STEP...the movie   In Step (Fox Searchlight), Amanda Lipitz’s brilliant feature film directorial debut entertainingly documents the hope and dreams of high school seniors on an all girls’ high-school step dance team. Against the backdrop of inner-city social unrest in the troubled city of Baltimore, these girls use success in dance as a means and end to be the first in their families to attend college and to train themselves in the fine art of discipline and determination. Truly awe inspiring and your feet and heart will want to dance along with these teens becoming young women, including Paula Dofat, Blessin Giraldo, Cori Grainger, Tayla Solomon. While in some ways they become archetypes, they still mantain their humanity and provide a positive message about valuing the young people struggle to achieve success. Rated PG for thematic elements and some language; 83m.

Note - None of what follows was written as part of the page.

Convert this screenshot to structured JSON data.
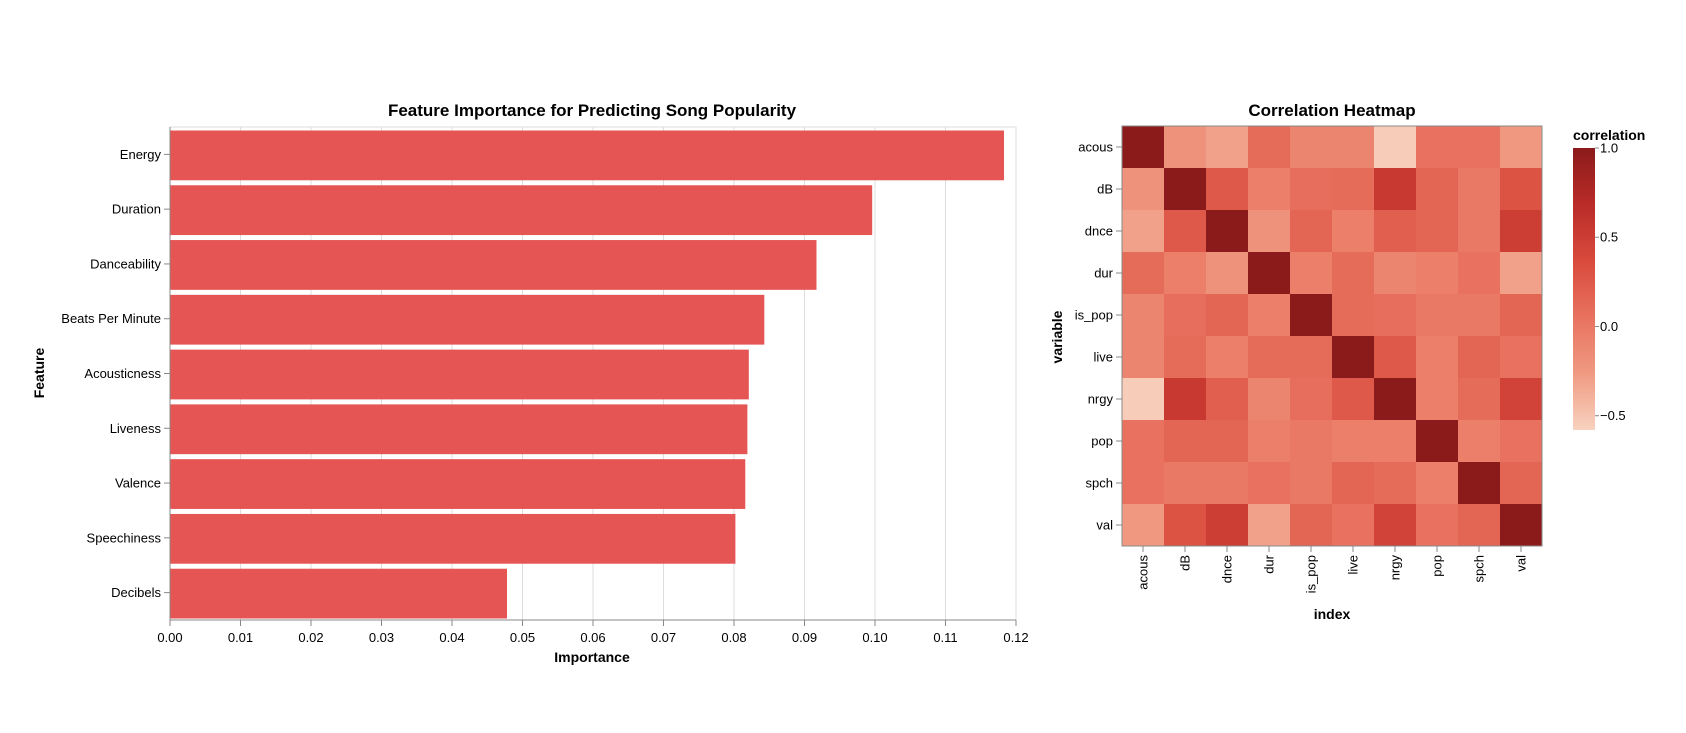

Two films designed simple as popcorn viewing for a summer’s day are Annabelle: Creation (WB) and The Nut Job 2: Nutty by Nature (Open Road), although each deals with loss in someway. It is pretty easy to see why Annabelle, the doll with a desire to kill and possess, has to have a scary creation story. (Rated R for horror violence and terror, 109m.) Nut Job 2, of course, picks up after the survival-driven robbery of the nut store in the first film, and now the squirrel and other animals must defend their home against a mayor who wants their park to be uprooted for an amusement park. (Rated PG for action and some rude humor, 91m.)

 

A few films which opened July 28 deserve mentioning.

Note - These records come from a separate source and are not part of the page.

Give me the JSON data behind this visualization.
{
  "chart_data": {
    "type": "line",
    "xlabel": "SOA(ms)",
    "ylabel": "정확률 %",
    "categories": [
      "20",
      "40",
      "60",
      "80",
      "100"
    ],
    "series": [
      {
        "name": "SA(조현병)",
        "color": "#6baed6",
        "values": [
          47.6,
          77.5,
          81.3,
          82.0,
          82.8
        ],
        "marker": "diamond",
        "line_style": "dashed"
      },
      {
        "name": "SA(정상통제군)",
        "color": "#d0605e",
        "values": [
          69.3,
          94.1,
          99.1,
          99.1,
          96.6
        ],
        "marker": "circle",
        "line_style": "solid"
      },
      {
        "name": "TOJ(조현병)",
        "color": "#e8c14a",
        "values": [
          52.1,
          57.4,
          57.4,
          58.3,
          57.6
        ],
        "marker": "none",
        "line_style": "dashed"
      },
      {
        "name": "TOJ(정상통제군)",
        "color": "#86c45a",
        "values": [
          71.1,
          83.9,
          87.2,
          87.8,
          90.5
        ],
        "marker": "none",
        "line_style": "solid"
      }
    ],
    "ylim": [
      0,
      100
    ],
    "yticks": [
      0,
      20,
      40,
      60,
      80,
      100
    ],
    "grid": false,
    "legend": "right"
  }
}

atomic blonde theron   Director David Leitch helms Atomic Blonde (Universal), an action spy thriller with Charlize Theron as the female lead. Theron plays Lorraine Broughton as both a Bond girl and James Bond Cold War spy. When an agent is murdered and a list of double agents goes missing, MI6 agent Broughton is sent to retrieve the list for her own British spy agency and the American CIA. She’ll have to decipher what side David Percival (James McAvoy), Spyglass (Eddie Marsan), Emmett Kurzfeld (John Goodman), and Delphine Lasalle (Sofia Boutella) are truly on. The film is based, like most action films, around the fight scenes, which are fortunately well choreographed, shot, and edited. The best surprise is the complexity of Theron’s Broughton who kicks ass as needed and also uses her intelligence and sexuality to do her job done like every 1930s movie heroine did. Rated R for sequences of strong violence, language throughout, and some sexuality/nudity; 115m.

What can I say about director William Oldroyd’s Lady Macbeth (Roadside Attractions)? In Alice Birch’s brilliant adaptation of Nikolai Leskov’s brutal novella, “Lady Macbeth of Mtsensk,” teenager Katherine (Florence Pugh) is sold as part of a land deal to elderly coal magnate Boris (Christopher Fairbank). Boris weds her to his middle-aged son Alexander (Paul Hilton), who has no interest in her except to torture her and not produce the heir his father wants. Always watched and judged by the men and their employees, such as the impassive maid Anna (Naomi Ackie), Katherine, who wanted the joys of marriage and position, isn’t a girl to take being cheated lying down, except when she’s with her lover. Katherine lures the cocky groomsman Sebastian (musician Cosmo Jarvis) into her bed and scandalized the countryside. What lengths will Katherine go to enjoy her position and her life? It’s a lovely, dark, brutal tale wrapped in gothic melodrama and hinting at contemporary issues of gender equality and race relations because of the colorblind casting, and Pugh’s excellent performance in the meaty roll of Katherine screams Oscar, along with the rest of the cast. Rated R for some disturbing violence, strong sexuality/nudity, and language, 89m.

Written and directed by David Lowery, the esoteric A Ghost Story (A24), is told from the POV of the recently deceased C (Casey Affleck), who tries to stay connected to his beloved wife, M (Rooney Mara), who grieves but has no choice but to move on because she is still alive. Anchored to the house they rented, C wanders the world and time draped in a mortuary sheet and looking like a child’s version of a ghost; he ponders existential questions about love, loss, and life. Although slow moving, it is also eternally hypnotic. Rated R for brief language and a disturbing image; 92m.